It’s become standard fare for instructors to include in a syllabus a statement of ADA accommodation. My syllabus are no different. I always include, somewhere near the “Academic Honesty” section (though the placement doesn’t matter), this sentence: “If you need adaptations or accommodations (due to a learning disability, different physical abilities, sensitivity to hall sounds or overhead lighting, etc.), if you have emergency medical information to share with me, or if you need special arrangements in case the building must be evacuated, please make an appointment to meet with me as soon as possible.”
Some might challenge this statement, saying that I need to refer students to the appropriate department (at Virginia Tech, that’s Services for Students with Disabilities, or SSD). Others might want me to include the word “documented” to modify “disabilities,” worrying that students without documentation will take advantage of my willingness to believe them.

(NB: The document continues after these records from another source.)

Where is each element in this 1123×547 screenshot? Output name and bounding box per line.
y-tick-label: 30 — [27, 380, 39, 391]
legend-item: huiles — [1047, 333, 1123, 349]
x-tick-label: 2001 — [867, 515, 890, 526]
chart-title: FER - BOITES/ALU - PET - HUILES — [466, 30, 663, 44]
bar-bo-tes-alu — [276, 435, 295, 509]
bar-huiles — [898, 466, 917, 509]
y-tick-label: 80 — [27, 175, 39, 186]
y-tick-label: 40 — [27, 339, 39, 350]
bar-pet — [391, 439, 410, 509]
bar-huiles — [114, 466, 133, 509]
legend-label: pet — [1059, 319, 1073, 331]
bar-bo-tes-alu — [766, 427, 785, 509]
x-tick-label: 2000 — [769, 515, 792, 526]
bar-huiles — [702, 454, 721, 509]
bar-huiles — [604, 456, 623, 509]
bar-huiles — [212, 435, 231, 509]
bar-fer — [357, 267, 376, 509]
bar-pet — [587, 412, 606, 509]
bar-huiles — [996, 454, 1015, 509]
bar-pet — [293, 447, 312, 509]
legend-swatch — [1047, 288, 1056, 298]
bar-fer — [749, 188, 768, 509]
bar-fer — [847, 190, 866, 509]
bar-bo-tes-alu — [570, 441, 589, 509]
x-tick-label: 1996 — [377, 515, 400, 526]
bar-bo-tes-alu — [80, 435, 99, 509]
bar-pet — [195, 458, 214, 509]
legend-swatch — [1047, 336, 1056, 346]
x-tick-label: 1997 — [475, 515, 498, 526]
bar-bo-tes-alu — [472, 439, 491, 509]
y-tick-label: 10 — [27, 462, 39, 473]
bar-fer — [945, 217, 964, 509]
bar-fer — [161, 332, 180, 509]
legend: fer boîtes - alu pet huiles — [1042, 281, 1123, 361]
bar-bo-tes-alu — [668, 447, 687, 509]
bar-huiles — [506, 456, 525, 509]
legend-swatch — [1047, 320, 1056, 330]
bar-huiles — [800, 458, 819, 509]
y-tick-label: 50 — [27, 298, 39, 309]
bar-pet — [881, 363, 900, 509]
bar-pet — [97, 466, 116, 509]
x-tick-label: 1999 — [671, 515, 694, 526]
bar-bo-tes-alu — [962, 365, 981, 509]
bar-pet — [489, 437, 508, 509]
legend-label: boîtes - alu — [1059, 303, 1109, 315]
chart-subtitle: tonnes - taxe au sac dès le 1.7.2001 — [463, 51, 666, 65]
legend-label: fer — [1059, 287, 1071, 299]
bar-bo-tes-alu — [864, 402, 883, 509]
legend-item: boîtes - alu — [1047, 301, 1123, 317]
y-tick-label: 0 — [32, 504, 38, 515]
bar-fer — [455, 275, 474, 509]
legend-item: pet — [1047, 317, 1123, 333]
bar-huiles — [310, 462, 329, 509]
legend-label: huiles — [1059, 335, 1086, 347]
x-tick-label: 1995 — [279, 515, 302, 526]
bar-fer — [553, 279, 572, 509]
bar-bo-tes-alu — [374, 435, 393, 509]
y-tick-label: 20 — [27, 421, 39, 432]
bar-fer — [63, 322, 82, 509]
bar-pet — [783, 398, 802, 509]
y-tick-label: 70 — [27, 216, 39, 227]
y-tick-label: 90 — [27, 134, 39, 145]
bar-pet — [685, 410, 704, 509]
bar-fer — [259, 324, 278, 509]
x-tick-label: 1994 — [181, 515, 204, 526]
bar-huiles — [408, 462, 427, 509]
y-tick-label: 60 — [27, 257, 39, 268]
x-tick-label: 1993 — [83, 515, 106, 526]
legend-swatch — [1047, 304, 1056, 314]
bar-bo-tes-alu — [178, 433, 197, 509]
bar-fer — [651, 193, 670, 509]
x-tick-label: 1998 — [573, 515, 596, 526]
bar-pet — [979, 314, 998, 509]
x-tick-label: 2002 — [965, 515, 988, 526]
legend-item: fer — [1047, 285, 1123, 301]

For these challenges, I can only offer questions:
- What about students who have challenges to their learning that can’t be documented? Are documented learning challenges the only valid ones?
- How can we help students who find some stigma in the word “disability”?
I find nothing inherently wrong with specifying documented dis/abilities, but not all students seek that kind of help or know to get help from SSD. One of the responsibilities of instructors is to work with all students. I’ve found it helpful to guide students who believe themselves to have some sort of document-able condition toward SSD, not for my class, but for other classes that may require paperwork.
The single most important part of an ADA statement is what happens after. Following through on promises to help, looking out for students, listening to them– all these make the ADA statement meaningful.
But what about students who don’t like the word “disability,” for whatever connotations it has? I always include a section for finding help. In it, I point to librarians, the writing center, asking questions, and meeting with me as ways that can help students find success. Of course, not all students seek out the many ways that they can find help, but it’s our responsibility to give them the opportunities.
(Post inspired by “A New Obstacle for Students with Disabilities,” which discusses the accommodation difficulties with new instructional technologies.)